Kenya's Cabinet Secretary for Transportation and Infrastructure, James Macharia has previously hailed the expressway as one of the best on the continent.
“ This road will have a big impact in terms of mobility of Kenyans, visitors, businessmen, businesswomen and tourists. This is one of the best pieces of infrastructure ever done in Africa. In fact, it’s the longest expressway in Africa,” Macharia said.
Another project that is making life easier for Kenyans is the dual-carriage Outer-Ring Road in Nairobi. The 13 Kilometer road links the Nairobi-Thika Superhighway to the Nairobi-Mombasa highway.
It serves nearly 2.2 million people, representing 70 per cent of the city's population.
The upgrading of the Kibwezi-Kitui-Kandwia-Usueni Road, which connects the town of Kibwezi in Makueni County with Usueni in Kitui County, has greatly benefited communities along the route.
The road has opened up several villages and created opportunities for business, including those related to agriculture.
Another key roadway with backing from China is the 453 Kilometer link that forms part of the Lamu Port-South Sudan-Ethiopia Transport Corridor.
This was to be Kenya's second main transport corridor. The first corridor runs from Mombasa to Uganda via Nairobi and the country's Northern Rift Valley.
In comparison to EAC, the block has also had major road developments in addressing faster road connectivity.
The 42.4 Kilometer Arusha Bypass road sponsored by the block, connects Arusha to the Namanga road, all the way into Kenya.
It is intended to reduce the number of days people take transporting goods into Kenya and into Tanzania.
According to logistics experts, across the continent, the cost of moving goods is 3.5 times more expensive compared to high-volume global trade routes.
They attribute the high operational costs to underdeveloped rails, road networks and regulatory bottlenecks which have also been cited as major contributors to slow traffic through Africa’s ports.
The international lender, therefore, advocates for a further venture into road infrastructure developments to enhance high-speed roads in promoting inclusive and enhanced development.
Although, it also cautions on the safety and quality concerns that come with high-speed roads.
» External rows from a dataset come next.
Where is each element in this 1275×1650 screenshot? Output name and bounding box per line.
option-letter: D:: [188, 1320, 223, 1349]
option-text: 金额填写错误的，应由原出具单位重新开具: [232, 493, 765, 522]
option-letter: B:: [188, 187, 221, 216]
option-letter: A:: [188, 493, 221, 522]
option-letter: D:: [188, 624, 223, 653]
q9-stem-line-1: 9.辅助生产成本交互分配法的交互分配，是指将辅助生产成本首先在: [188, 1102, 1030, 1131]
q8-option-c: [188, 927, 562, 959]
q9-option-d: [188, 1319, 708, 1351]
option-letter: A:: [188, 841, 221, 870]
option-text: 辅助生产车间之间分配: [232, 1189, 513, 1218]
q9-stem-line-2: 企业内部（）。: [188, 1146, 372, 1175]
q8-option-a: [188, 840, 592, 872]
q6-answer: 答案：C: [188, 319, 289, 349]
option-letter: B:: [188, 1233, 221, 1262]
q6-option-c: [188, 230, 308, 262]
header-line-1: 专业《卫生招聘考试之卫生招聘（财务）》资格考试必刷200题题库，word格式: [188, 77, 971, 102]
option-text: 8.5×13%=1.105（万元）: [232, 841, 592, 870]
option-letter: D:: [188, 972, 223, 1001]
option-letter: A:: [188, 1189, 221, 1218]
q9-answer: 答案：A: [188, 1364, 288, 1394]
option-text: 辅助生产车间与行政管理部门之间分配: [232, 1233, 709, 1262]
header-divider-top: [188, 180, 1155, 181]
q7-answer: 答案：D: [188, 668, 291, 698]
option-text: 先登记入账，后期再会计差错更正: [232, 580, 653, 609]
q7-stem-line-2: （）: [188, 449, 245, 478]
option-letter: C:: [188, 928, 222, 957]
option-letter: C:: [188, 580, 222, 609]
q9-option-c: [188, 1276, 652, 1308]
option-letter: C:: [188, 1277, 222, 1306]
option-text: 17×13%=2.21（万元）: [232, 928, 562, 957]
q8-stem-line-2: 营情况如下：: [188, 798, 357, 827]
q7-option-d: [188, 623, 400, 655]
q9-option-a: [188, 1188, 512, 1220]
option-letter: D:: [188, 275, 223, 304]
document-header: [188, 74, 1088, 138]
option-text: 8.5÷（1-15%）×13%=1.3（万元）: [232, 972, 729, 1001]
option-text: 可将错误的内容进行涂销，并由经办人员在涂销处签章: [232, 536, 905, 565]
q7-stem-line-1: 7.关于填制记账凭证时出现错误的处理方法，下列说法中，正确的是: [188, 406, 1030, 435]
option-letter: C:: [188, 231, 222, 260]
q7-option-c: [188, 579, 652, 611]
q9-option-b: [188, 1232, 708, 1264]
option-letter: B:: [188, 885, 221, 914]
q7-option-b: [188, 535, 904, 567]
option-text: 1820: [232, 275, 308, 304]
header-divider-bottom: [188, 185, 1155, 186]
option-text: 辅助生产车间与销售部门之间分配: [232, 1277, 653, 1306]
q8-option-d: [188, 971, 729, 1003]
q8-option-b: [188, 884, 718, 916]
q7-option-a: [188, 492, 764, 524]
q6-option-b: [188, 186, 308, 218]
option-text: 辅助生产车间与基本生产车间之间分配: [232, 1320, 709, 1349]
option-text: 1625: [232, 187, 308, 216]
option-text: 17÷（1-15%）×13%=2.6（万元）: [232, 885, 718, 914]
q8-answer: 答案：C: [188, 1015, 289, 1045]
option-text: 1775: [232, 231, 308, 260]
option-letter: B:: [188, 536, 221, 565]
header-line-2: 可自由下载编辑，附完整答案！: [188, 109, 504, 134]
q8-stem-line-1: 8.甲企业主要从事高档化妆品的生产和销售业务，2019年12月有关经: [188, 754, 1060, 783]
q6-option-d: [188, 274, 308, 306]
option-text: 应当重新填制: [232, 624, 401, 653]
“It is difficult to distill road quality into a single statistic and countries might not fully capture the engineering challenges of building quality roads in diverse and difficult terrain,” IMF says.
The lender hereby advises policymakers and planners to assess their road infrastructure relative to peer countries and the value of future road investment.
This could also be extended to monitor speeds on smaller roads which can be critical for many in rural areas.